The value of M relies on a number of variables. Of importance is the solubility product constant, which is designated Ksp. This value is constant for each compound that describes how easily a substance dissolves. Additionally, the ratio of products and reactants in the chemical reaction must be known to calculate the value of M. This is referred to as the stoichiometry of the reaction.


The first step to calculating the molar solubility is to balance the chemical equation for dissociation of the substance. To do this, you must ensure that there are equal numbers of each atom on both the product and reactant side of the chemical reaction.
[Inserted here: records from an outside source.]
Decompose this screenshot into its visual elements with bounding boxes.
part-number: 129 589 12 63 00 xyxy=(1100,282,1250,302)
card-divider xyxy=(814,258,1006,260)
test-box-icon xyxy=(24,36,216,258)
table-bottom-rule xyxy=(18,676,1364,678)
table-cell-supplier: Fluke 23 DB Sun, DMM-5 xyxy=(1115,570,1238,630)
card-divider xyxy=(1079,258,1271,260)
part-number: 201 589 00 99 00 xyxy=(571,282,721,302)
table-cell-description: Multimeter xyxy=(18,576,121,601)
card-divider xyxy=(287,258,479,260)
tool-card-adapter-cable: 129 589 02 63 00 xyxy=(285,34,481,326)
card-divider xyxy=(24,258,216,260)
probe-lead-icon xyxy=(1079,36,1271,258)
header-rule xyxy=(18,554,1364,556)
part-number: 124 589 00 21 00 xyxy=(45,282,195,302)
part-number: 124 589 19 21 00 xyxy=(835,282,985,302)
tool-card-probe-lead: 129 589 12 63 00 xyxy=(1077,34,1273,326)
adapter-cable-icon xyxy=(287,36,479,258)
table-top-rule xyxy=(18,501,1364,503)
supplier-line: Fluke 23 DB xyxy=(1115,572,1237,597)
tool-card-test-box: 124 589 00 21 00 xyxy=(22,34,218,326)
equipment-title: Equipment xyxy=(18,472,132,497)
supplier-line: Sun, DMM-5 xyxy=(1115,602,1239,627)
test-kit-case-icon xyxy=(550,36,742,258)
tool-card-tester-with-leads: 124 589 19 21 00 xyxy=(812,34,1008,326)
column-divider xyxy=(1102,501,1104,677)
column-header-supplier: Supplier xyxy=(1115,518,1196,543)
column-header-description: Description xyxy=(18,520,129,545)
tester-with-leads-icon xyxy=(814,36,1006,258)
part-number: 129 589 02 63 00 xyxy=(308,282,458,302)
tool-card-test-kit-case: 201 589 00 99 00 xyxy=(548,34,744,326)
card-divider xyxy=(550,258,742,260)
An example of a balanced chemical equation with equal numbers of each atom on the product and reactant sides is shown by the dissociation of a molecule of sodium chloride (NaCl) into sodium (Na) and chlorine (Cl) atoms: NaCl (s) = Na+ (aq) + Cl- (aq). The physical state of the atoms and molecules is designated using s for solid and aq for aqueous or dissolved in water.

To determine M, you will need to look up the Ksp value for the solute, or the starting compound that is being dissolved. This is a measure of the molar solubility of the substance in standard conditions and can be found online or in chemistry textbooks. The following equation describes the relationship between Ksp and the solubility of NaCl: Ksp = [Na][Cl]

Using this equation, you will be able to find the concentrations of the Na and Cl ions in the saturated solution, by taking the square root of the Ksp value. The value of each ion concentration is equivalent to the amount of product that has been dissolved. Therefore, the ion concentration is equal to M.

The value of M depends on a number of factors. Specifically, when the solvent is heated, more energy is available within the system, which allows for greater dissociation of a compound, so molar solubility increases with temperature. If the temperature of a saturated solution is decreased, the M value decreases, and the solute will start to precipitate out of the solution as the temperature decreases. When temperature is decreasing, the concentration of the solution before it begins to precipitate is larger than M, and such a solution is said to be supersaturated.